Journalism happens to be an all-comers profession in which the existence of a common uniform for all can lend a measure of regulation to the trade and its ill-assorted practitioners. 

The absence of a uniform actually makes all kinds of quacks and fakes to pose as journalists. 

Any person wearing a journalist’s uniform as it were would thus be properly identified instead of hiding behind different coats and dresses to commit mayhem in the name of the profession.

If journalists are made to wear uniform like policemen they would not see any further need to be asking for “brown envelopes” – they would be taking the money straight thereby saving the country the cost of the envelope! 

The lowly-ranked journalists would not pose to collect big money as though they were editors! 

These journalists of lower ranks would end up collecting N20 or N50 notes like their police mates!

The fear though is that many fellows may end up faking the uniforms, and giving themselves all kinds of ranks. 

After all, one living journalist who was so fond of big titles actually arrogated to himself the title of RIP (Rest in Peace) without knowing what it stood for! 

It may turn scandalous when journalists start addressing themselves as Supol!

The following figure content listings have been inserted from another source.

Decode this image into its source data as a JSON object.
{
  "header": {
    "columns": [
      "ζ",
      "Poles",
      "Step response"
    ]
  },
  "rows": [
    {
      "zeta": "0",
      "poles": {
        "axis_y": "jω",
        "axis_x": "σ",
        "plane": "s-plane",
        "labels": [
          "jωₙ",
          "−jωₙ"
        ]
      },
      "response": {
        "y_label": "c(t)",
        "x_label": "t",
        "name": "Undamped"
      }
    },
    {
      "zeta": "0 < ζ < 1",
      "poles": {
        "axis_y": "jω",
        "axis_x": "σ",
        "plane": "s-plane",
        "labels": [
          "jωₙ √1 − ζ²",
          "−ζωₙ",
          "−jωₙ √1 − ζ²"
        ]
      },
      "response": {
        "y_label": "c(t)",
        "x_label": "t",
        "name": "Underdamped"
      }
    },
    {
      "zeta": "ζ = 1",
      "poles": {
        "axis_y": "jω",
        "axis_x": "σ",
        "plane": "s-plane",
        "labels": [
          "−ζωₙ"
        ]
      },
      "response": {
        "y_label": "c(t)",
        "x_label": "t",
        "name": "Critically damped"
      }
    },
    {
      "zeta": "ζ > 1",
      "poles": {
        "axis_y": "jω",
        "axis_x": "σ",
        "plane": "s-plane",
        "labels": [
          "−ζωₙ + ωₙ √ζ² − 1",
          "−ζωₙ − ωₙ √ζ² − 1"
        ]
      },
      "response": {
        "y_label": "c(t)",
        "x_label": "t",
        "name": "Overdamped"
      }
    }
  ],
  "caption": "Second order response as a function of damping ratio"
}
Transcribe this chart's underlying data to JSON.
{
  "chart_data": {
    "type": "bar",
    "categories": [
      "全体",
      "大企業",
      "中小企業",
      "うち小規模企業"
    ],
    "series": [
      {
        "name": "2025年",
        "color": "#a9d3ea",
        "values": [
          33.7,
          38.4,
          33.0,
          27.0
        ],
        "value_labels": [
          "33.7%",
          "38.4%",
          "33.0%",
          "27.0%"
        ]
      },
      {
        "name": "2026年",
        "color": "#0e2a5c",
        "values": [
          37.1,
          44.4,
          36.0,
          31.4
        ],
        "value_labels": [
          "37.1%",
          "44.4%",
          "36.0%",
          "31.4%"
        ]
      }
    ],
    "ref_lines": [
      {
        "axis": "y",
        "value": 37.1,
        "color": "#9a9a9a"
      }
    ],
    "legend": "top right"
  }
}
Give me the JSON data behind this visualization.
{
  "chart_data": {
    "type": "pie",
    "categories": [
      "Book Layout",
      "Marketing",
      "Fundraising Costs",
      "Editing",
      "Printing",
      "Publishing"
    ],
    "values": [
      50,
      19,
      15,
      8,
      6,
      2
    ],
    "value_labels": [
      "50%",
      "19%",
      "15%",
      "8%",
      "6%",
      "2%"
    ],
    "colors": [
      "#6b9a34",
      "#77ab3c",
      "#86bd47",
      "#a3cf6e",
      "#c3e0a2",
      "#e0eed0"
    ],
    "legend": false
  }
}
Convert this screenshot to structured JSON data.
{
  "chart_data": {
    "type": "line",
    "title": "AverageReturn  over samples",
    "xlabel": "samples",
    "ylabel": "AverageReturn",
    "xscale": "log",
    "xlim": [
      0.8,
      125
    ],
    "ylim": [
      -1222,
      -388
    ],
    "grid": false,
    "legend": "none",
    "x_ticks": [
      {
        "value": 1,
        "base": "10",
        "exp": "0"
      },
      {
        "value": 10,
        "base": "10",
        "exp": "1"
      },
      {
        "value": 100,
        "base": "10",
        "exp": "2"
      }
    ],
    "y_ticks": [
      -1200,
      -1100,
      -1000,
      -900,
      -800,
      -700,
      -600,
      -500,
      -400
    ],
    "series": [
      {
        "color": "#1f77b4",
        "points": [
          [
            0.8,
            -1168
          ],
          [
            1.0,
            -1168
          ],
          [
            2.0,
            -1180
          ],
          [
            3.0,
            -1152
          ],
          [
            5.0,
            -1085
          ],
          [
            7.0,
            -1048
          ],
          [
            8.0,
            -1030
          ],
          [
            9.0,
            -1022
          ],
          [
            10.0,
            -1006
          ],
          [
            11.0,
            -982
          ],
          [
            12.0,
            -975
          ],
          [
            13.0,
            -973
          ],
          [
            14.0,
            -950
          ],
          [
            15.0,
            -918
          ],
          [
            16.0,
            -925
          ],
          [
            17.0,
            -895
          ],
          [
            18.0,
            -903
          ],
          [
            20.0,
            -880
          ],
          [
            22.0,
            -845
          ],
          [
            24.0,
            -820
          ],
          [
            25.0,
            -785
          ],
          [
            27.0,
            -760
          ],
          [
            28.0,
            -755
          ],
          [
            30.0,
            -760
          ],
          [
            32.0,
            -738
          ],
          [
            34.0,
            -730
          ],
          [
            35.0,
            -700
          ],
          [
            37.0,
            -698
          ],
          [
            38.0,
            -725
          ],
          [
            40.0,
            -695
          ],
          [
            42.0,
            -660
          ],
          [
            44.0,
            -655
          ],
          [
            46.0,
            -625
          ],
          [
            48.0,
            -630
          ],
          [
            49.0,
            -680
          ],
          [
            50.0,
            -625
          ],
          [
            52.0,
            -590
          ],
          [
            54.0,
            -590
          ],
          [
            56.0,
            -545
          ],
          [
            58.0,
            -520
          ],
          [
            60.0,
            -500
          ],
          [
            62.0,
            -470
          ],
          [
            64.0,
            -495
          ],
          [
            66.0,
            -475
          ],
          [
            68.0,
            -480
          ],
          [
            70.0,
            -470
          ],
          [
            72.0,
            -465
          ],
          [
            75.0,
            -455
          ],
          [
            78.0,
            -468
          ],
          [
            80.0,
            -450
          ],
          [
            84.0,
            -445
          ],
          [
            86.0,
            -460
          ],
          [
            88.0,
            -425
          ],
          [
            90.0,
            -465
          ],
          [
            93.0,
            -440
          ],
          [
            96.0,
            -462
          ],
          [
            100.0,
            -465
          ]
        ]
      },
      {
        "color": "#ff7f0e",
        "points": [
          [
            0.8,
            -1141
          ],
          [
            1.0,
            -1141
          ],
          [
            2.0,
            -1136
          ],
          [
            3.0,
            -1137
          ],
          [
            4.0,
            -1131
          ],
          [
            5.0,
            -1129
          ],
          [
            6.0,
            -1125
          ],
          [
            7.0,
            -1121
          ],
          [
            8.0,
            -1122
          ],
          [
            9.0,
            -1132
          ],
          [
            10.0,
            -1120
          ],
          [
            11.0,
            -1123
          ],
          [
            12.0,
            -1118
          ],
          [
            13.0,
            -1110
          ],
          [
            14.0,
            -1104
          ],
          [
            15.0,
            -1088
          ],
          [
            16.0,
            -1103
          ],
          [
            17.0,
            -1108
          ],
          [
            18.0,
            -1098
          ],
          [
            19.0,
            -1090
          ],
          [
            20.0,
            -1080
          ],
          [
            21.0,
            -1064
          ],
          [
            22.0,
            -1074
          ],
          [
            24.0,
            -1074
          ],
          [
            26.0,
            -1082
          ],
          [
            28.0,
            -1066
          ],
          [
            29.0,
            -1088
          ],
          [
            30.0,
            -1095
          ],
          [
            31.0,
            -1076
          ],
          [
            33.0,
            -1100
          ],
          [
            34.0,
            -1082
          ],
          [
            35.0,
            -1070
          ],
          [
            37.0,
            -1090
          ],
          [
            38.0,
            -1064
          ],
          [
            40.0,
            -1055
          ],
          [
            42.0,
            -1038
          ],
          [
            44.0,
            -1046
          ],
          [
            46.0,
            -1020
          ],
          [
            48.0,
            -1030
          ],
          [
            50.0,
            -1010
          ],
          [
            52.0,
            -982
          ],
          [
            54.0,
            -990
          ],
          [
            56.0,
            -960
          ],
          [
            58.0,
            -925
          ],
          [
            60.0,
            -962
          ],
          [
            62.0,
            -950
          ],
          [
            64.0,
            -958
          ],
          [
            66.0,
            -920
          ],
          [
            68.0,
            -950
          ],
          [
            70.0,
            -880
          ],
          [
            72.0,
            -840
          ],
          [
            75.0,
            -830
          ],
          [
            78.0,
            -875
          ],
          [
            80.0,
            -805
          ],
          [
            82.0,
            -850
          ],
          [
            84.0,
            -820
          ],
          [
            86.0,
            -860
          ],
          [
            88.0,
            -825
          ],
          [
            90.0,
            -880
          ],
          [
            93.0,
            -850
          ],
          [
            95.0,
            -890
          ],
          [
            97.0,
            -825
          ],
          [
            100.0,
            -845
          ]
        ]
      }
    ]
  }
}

Mopol! DSP! DPO! IG of Journalism! Etc. 

This uniform matter will necessitate the setting up of a special body to monitor the wearing of the uniform by journalists. 

The catch though is that members of the body charged with monitoring the uniform of journalists may end up posing as journalists themselves! 

After all such a thing happened in the award of the Nigeria Prize for Literature one unfortunate year where the judges who were members of the Academy of Letters ended up awarding the $50,000 prize money to themselves in a classic case of 419! 

If it can happen among the old eggheads of Nigerian academia, then the case amongst journalists and their minders is better left to the imagination…

With well-starched uniforms journalists can then stand solid guard as paparazzi at checkpoints in the many high class hotels of Nigeria! 

The nuisance of seeing scruffily dressed fellows harassing guests in the name of journalists as had always been the case would stop for good. 

There is the problem though that once armed with uniform the journalists may start fighting for the right to be armed with guns like policemen! 

Now we shall start having “Kill-and-Go” journalists! 

The journalists can then actually “point and kill” as had been the special privilege of the police. 

When armed journalists confront armed policemen it will then be the forte of armed robbers to save the land! 

This is a very serious matter that can kill all the laughter remaining in Nigeria. 

This way, we may stand to lose our world title as the happiest people on God’s earth. 

Just as the police have the Criminal Investigation Department (CID) journalists who would not want to appear in uniform can join the CID section of journalism as daredevil investigative journalists. 

In short, it would be a win-win story for the pen-pushers of Nigeria. Some can hide their uniforms and claim to be CID journalists when, for instance, chasing skirts other than their wives! 

Since journalists hardly ever retire, some of these uniforms would in time get very threadbare and worn such that the veteran journalists may look more like mechanics in their ragged ancient uniforms.

There is this street wisdom that the tattered clothes of mechanics would not let people know who-and-who are the real madmen on the roads. 

In the drive to ensure that veteran journalists are not called madmen because of their patched uniforms there may then be the need of having a tough calico kind of uniform for the veteran journalists to last them unto death. 

There is this other dimension that journalists in uniform may form a SARS wing just like the police! 

Now I think I am getting into a dangerous area because just like the public revolted against the police in the EndSARS uprising there may be a revolution in the offing tagged End-Journalism-SARS!  

Journalists in uniform will then become marked targets like the SARS officers who had to hide their uniforms in dark polythene bags when the youths massed up at Lekki Tollgate.

Finally, instead of fighting for the full implementation of the Freedom of Information (FOI) Act, Nigerian journalists should take full charge of championing a new cause: Uniform for all Nigerian Journalists! 

What makes the police superior to journalists such that they are always clad in their uniform while the journalists can boast of none? 

The only thing better than press freedom, I daresay, is the compulsory matter of sewing the uniform for all journalists.  

As the legislators would say, this is a matter of urgent national importance!